The release of the report coincides with a heated debate within the Coalition about Australia's immigration rate and increasing community concerns about how quickly the country is growing.
Australia accepts up to 190,000 permanent migrants each year — most of them skilled — but former prime minister Tony Abbott wants that number halved to help lower the cost of living and reduce pressure on infrastructure.
The report acknowledges a bigger population brings challenges, including more congestion and demand for housing, and warns infrastructure investment must keep up with the growth.
But it also warned a reduction in immigration would shrink Australia's workforce.
In turn, that would have far-reaching consequences for the economy, including "significantly lower[ing] GDP and GDP per person than would otherwise be the case".

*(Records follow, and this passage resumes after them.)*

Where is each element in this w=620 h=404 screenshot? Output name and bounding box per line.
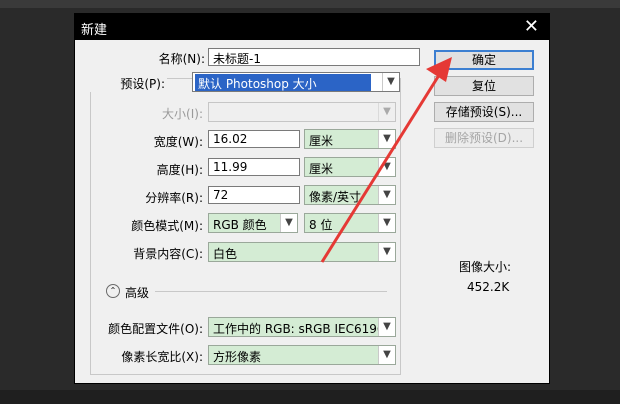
- color-mode-label: 颜色模式(M):: [131, 219, 203, 233]
- resolution-unit-value: 像素/英寸: [309, 190, 362, 204]
- dialog-title: 新建: [81, 23, 108, 38]
- chevron-down-icon: ▼: [378, 318, 395, 336]
- chevron-down-icon: ▼: [378, 158, 395, 176]
- bit-depth-value: 8 位: [309, 218, 333, 232]
- width-label: 宽度(W):: [153, 135, 203, 149]
- color-profile-value: 工作中的 RGB: sRGB IEC6196...: [213, 322, 396, 336]
- height-unit-value: 厘米: [309, 162, 334, 176]
- background-value: 白色: [213, 247, 238, 261]
- workspace-bottom-bar: [0, 390, 620, 404]
- chevron-down-icon: ▼: [280, 214, 297, 232]
- width-input[interactable]: 16.02: [208, 130, 300, 148]
- chevron-down-icon: ▼: [378, 186, 395, 204]
- pixel-aspect-select[interactable]: 方形像素 ▼: [208, 345, 396, 365]
- name-label: 名称(N):: [158, 52, 205, 66]
- resolution-label: 分辨率(R):: [145, 191, 203, 205]
- name-input[interactable]: 未标题-1: [208, 48, 420, 66]
- pixel-aspect-label: 像素长宽比(X):: [121, 350, 203, 364]
- advanced-toggle-label[interactable]: 高级: [125, 284, 149, 301]
- advanced-divider: [155, 291, 387, 292]
- chevron-down-icon: ▼: [378, 130, 395, 148]
- resolution-value: 72: [213, 188, 229, 202]
- preset-select[interactable]: 默认 Photoshop 大小 ▼: [192, 72, 400, 92]
- width-unit-select[interactable]: 厘米 ▼: [304, 129, 396, 149]
- resolution-unit-select[interactable]: 像素/英寸 ▼: [304, 185, 396, 205]
- image-size-label: 图像大小:: [459, 260, 512, 274]
- width-unit-value: 厘米: [309, 134, 334, 148]
- ok-button[interactable]: 确定: [434, 50, 534, 70]
- chevron-down-icon: ▼: [382, 73, 399, 91]
- height-label: 高度(H):: [156, 163, 203, 177]
- height-input[interactable]: 11.99: [208, 158, 300, 176]
- dialog-titlebar: 新建 ✕: [75, 14, 549, 40]
- color-profile-label: 颜色配置文件(O):: [108, 322, 203, 336]
- save-preset-button[interactable]: 存储预设(S)...: [434, 102, 534, 122]
- close-icon[interactable]: ✕: [524, 16, 539, 37]
- preset-label: 预设(P):: [83, 75, 167, 92]
- workspace-top-bar: [0, 0, 620, 8]
- chevron-up-circle-icon[interactable]: ⌃: [106, 284, 120, 298]
- reset-button[interactable]: 复位: [434, 76, 534, 96]
- size-select: ▼: [208, 102, 396, 122]
- image-size-value: 452.2K: [467, 280, 510, 294]
- color-mode-value: RGB 颜色: [213, 218, 267, 232]
- color-profile-select[interactable]: 工作中的 RGB: sRGB IEC6196... ▼: [208, 317, 396, 337]
- chevron-down-icon: ▼: [378, 243, 395, 261]
- delete-preset-button: 删除预设(D)...: [434, 128, 534, 148]
- height-unit-select[interactable]: 厘米 ▼: [304, 157, 396, 177]
- width-value: 16.02: [213, 132, 248, 146]
- resolution-input[interactable]: 72: [208, 186, 300, 204]
- chevron-down-icon: ▼: [378, 103, 395, 121]
- new-document-dialog: 新建 ✕ 名称(N): 未标题-1 预设(P): 默认 Photoshop 大小…: [74, 13, 550, 384]
- pixel-aspect-value: 方形像素: [213, 350, 262, 364]
- background-select[interactable]: 白色 ▼: [208, 242, 396, 262]
- preset-value: 默认 Photoshop 大小: [195, 74, 371, 91]
- name-value: 未标题-1: [213, 52, 261, 66]
- size-label: 大小(I):: [162, 107, 203, 121]
- height-value: 11.99: [213, 160, 248, 174]
- chevron-down-icon: ▼: [378, 346, 395, 364]
- color-mode-select[interactable]: RGB 颜色 ▼: [208, 213, 298, 233]
- bit-depth-select[interactable]: 8 位 ▼: [304, 213, 396, 233]
- background-label: 背景内容(C):: [133, 247, 203, 261]
- chevron-down-icon: ▼: [378, 214, 395, 232]
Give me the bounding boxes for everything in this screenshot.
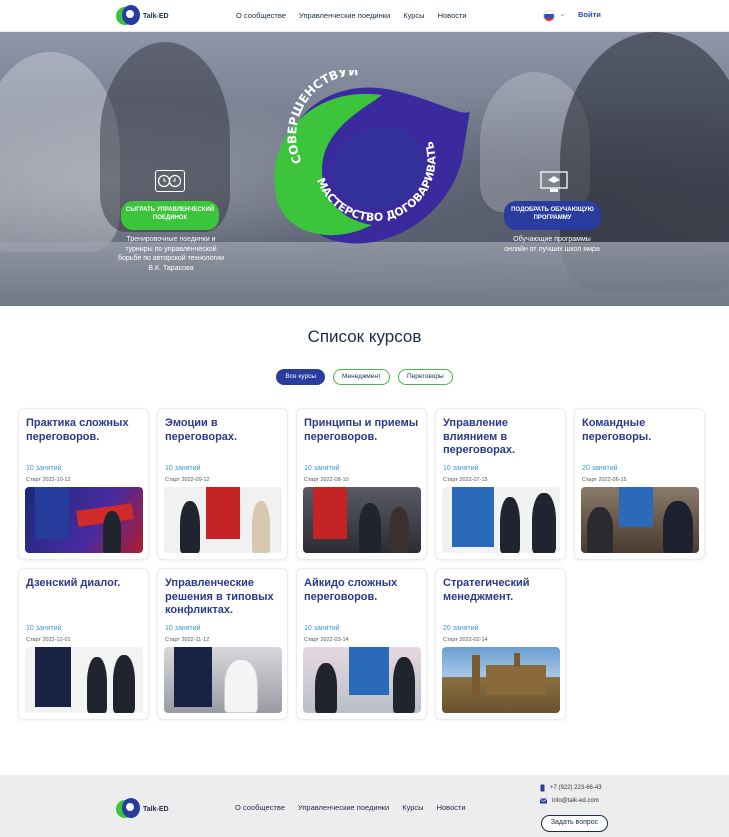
course-start: Старт 2022-06-15 <box>582 477 627 483</box>
nav-item-community[interactable]: О сообществе <box>236 11 286 20</box>
chevron-down-icon[interactable]: ⌄ <box>559 9 566 18</box>
footer-nav-news[interactable]: Новости <box>437 803 466 812</box>
course-lessons: 10 занятий <box>165 465 201 472</box>
footer-nav: О сообществе Управленческие поединки Кур… <box>235 803 466 812</box>
hero-banner: СОВЕРШЕНСТВУЙ МАСТЕРСТВО ДОГОВАРИВАТЬСЯ … <box>0 32 729 306</box>
course-image <box>303 487 421 553</box>
course-image <box>442 647 560 713</box>
phone-number: +7 (922) 223-66-43 <box>550 785 602 791</box>
course-image <box>303 647 421 713</box>
language-flag-icon[interactable] <box>543 10 555 22</box>
course-title: Айкидо сложных переговоров. <box>304 577 398 603</box>
course-start: Старт 2022-11-12 <box>165 637 210 643</box>
nav-item-duels[interactable]: Управленческие поединки <box>299 11 390 20</box>
choose-program-button[interactable]: ПОДОБРАТЬ ОБУЧАЮЩУЮ ПРОГРАММУ <box>504 201 601 230</box>
program-description: Обучающие программы онлайн от лучших шко… <box>504 236 600 253</box>
graduation-cap-icon <box>540 170 570 192</box>
course-image <box>25 487 143 553</box>
course-lessons: 10 занятий <box>26 465 62 472</box>
site-header: Talk-ED О сообществе Управленческие поед… <box>0 0 729 32</box>
courses-title: Список курсов <box>307 327 422 346</box>
course-lessons: 10 занятий <box>26 625 62 632</box>
footer-nav-community[interactable]: О сообществе <box>235 803 285 812</box>
course-title: Управленческие решения в типовых конфлик… <box>165 577 274 616</box>
hero-logo-swirl: СОВЕРШЕНСТВУЙ МАСТЕРСТВО ДОГОВАРИВАТЬСЯ <box>262 70 470 244</box>
course-start: Старт 2022-02-14 <box>443 637 488 643</box>
course-start: Старт 2022-03-14 <box>304 637 349 643</box>
course-card[interactable]: Айкидо сложных переговоров. 10 занятий С… <box>296 568 427 720</box>
nav-item-news[interactable]: Новости <box>438 11 467 20</box>
course-lessons: 10 занятий <box>304 625 340 632</box>
duel-description: Тренировочные поединки и турниры по упра… <box>117 236 224 272</box>
course-title: Управление влиянием в переговорах. <box>443 417 516 456</box>
filter-all[interactable]: Все курсы <box>276 369 325 385</box>
course-image <box>164 487 282 553</box>
footer-phone[interactable]: +7 (922) 223-66-43 <box>540 784 602 792</box>
course-start: Старт 2022-12-01 <box>26 637 71 643</box>
course-card[interactable]: Стратегический менеджмент. 20 занятий Ст… <box>435 568 566 720</box>
course-lessons: 20 занятий <box>443 625 479 632</box>
filter-negotiations[interactable]: Переговоры <box>397 369 453 385</box>
course-lessons: 20 занятий <box>582 465 618 472</box>
course-start: Старт 2022-10-12 <box>26 477 71 483</box>
course-image <box>581 487 699 553</box>
play-duel-button[interactable]: СЫГРАТЬ УПРАВЛЕНЧЕСКИЙ ПОЕДИНОК <box>121 201 219 230</box>
course-start: Старт 2022-07-15 <box>443 477 488 483</box>
course-title: Практика сложных переговоров. <box>26 417 129 443</box>
course-lessons: 10 занятий <box>304 465 340 472</box>
mail-icon <box>540 798 547 804</box>
ask-question-button[interactable]: Задать вопрос <box>541 815 608 832</box>
course-card[interactable]: Эмоции в переговорах. 10 занятий Старт 2… <box>157 408 288 560</box>
course-lessons: 10 занятий <box>443 465 479 472</box>
logo-text: Talk-ED <box>143 12 169 20</box>
main-nav: О сообществе Управленческие поединки Кур… <box>236 11 467 20</box>
course-image <box>442 487 560 553</box>
course-start: Старт 2022-08-10 <box>304 477 349 483</box>
logo-icon <box>116 5 140 27</box>
course-title: Дзенский диалог. <box>26 577 121 589</box>
course-card[interactable]: Принципы и приемы переговоров. 10 заняти… <box>296 408 427 560</box>
course-start: Старт 2022-09-12 <box>165 477 210 483</box>
logo-text: Talk-ED <box>143 805 169 813</box>
course-title: Стратегический менеджмент. <box>443 577 530 603</box>
footer-logo[interactable]: Talk-ED <box>116 798 169 820</box>
course-card[interactable]: Управленческие решения в типовых конфлик… <box>157 568 288 720</box>
email-address: info@talk-ed.com <box>552 798 599 804</box>
course-card[interactable]: Практика сложных переговоров. 10 занятий… <box>18 408 149 560</box>
footer-nav-duels[interactable]: Управленческие поединки <box>298 803 389 812</box>
phone-icon <box>540 784 545 792</box>
logo[interactable]: Talk-ED <box>116 5 169 27</box>
course-image <box>164 647 282 713</box>
course-card[interactable]: Управление влиянием в переговорах. 10 за… <box>435 408 566 560</box>
course-title: Командные переговоры. <box>582 417 652 443</box>
course-image <box>25 647 143 713</box>
course-filters: Все курсы Менеджмент Переговоры <box>0 369 729 385</box>
course-title: Эмоции в переговорах. <box>165 417 238 443</box>
course-card[interactable]: Дзенский диалог. 10 занятий Старт 2022-1… <box>18 568 149 720</box>
footer-email[interactable]: info@talk-ed.com <box>540 798 599 804</box>
course-title: Принципы и приемы переговоров. <box>304 417 419 443</box>
filter-management[interactable]: Менеджмент <box>333 369 390 385</box>
footer-nav-courses[interactable]: Курсы <box>402 803 423 812</box>
course-lessons: 10 занятий <box>165 625 201 632</box>
nav-item-courses[interactable]: Курсы <box>403 11 424 20</box>
clock-icon <box>155 170 185 192</box>
login-link[interactable]: Войти <box>578 10 601 19</box>
course-card[interactable]: Командные переговоры. 20 занятий Старт 2… <box>574 408 705 560</box>
logo-icon <box>116 798 140 820</box>
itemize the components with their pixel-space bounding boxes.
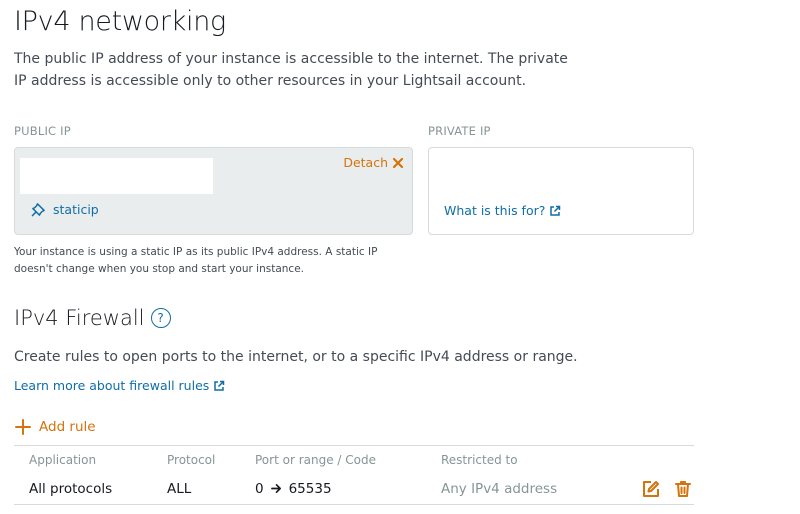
firewall-title-text: IPv4 Firewall bbox=[14, 306, 145, 330]
external-link-icon bbox=[549, 205, 561, 217]
rule-actions bbox=[642, 480, 692, 498]
help-circle-icon[interactable]: ? bbox=[150, 308, 171, 328]
add-rule-label: Add rule bbox=[39, 419, 96, 435]
firewall-title: IPv4 Firewall ? bbox=[14, 306, 171, 330]
arrow-right-icon bbox=[270, 483, 282, 494]
what-is-this-for-link[interactable]: What is this for? bbox=[444, 203, 561, 218]
close-x-icon bbox=[392, 157, 404, 169]
trash-icon[interactable] bbox=[674, 480, 692, 498]
plus-icon bbox=[14, 418, 32, 436]
firewall-description: Create rules to open ports to the intern… bbox=[14, 349, 578, 365]
col-protocol: Protocol bbox=[167, 452, 216, 467]
edit-icon[interactable] bbox=[642, 480, 660, 498]
learn-more-firewall-link[interactable]: Learn more about firewall rules bbox=[14, 378, 225, 393]
pin-icon bbox=[31, 202, 46, 217]
firewall-rules-table: Application Protocol Port or range / Cod… bbox=[14, 445, 694, 505]
private-ip-card: What is this for? bbox=[428, 147, 694, 235]
public-ip-value-redacted bbox=[20, 158, 213, 194]
learn-more-label: Learn more about firewall rules bbox=[14, 378, 210, 393]
public-ip-label: PUBLIC IP bbox=[14, 124, 71, 138]
table-row: All protocols ALL 0 65535 Any IPv4 addre… bbox=[14, 473, 694, 505]
rule-port-range: 0 65535 bbox=[255, 481, 332, 497]
private-ip-label: PRIVATE IP bbox=[428, 124, 491, 138]
what-is-this-for-label: What is this for? bbox=[444, 203, 546, 218]
detach-label: Detach bbox=[343, 155, 388, 170]
static-ip-name: staticip bbox=[53, 202, 99, 217]
section-description: The public IP address of your instance i… bbox=[14, 51, 568, 89]
public-ip-card: Detach staticip bbox=[14, 147, 413, 235]
col-restricted-to: Restricted to bbox=[441, 452, 518, 467]
add-rule-button[interactable]: Add rule bbox=[14, 418, 96, 436]
section-title: IPv4 networking bbox=[14, 6, 226, 37]
rule-application: All protocols bbox=[29, 480, 113, 497]
static-ip-link[interactable]: staticip bbox=[31, 202, 99, 217]
static-ip-note: Your instance is using a static IP as it… bbox=[14, 246, 378, 275]
rule-protocol: ALL bbox=[167, 480, 192, 497]
port-to: 65535 bbox=[288, 480, 332, 497]
col-port-range: Port or range / Code bbox=[255, 452, 376, 467]
port-from: 0 bbox=[255, 480, 264, 497]
detach-button[interactable]: Detach bbox=[343, 155, 404, 170]
external-link-icon bbox=[213, 380, 225, 392]
table-header: Application Protocol Port or range / Cod… bbox=[14, 445, 694, 473]
col-application: Application bbox=[29, 452, 97, 467]
rule-restricted-to: Any IPv4 address bbox=[441, 480, 558, 497]
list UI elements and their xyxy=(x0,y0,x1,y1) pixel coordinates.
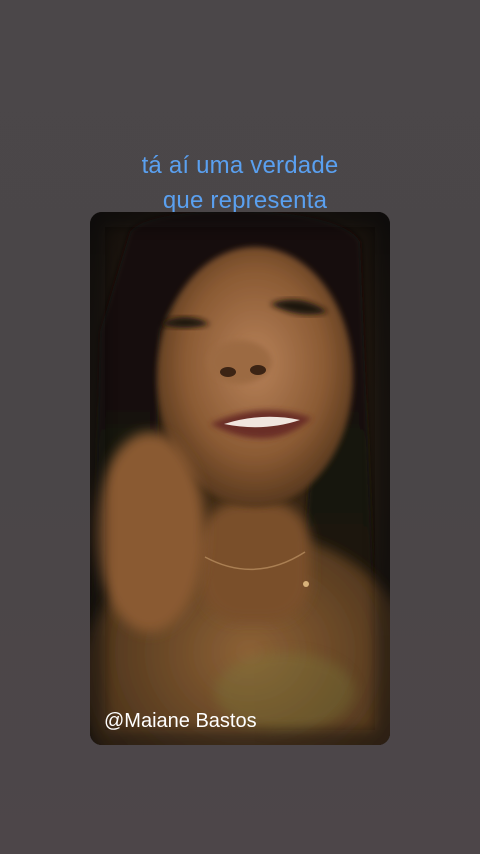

"Migration has been critical to growth in the Australian workforce in recent years," it states.
According to the report, recent migrants account for 65 per cent of the new jobs that have been created in the past five years, which is significant given that Mr Abbott made a pledge in 2013 to create a million jobs in that time-frame.
Australia is on track to meet that million jobs target, but the report makes it clear that it is mainly because of high immigration.
Report debunks myth that migrants 'steal' Australian jobs
The report also counters claims that migrants are a drag on the welfare system, revealing migrants are likely to pay more in tax than they claim in social services.
And it found the existing labour market had been neither "helped nor harmed" by migration, debunking the myth that migrants "steal" Australians' jobs.
"[Migrants] offset Australia's ageing population, improve labour force participation and productivity, and help businesses to source skills that are difficult to develop at short notice," it states.
Skilled migrants granted visas in 2014/15 are expected to make a net lifetime contribution of nearly $7 billion to the budget, while those on 457 visas are expected to contribute close to $4 billion.
The only migrants expected to cost the budget over their lifetime are those granted refugee or humanitarian visas.
While making the case for a big Australia, the report also carries a warning that governments need to spend more money maintaining existing infrastructure to keep up with the pace of growth.
"These pressures should not only be addressed by new infrastructure. They should also include better use of existing infrastructure," the report states.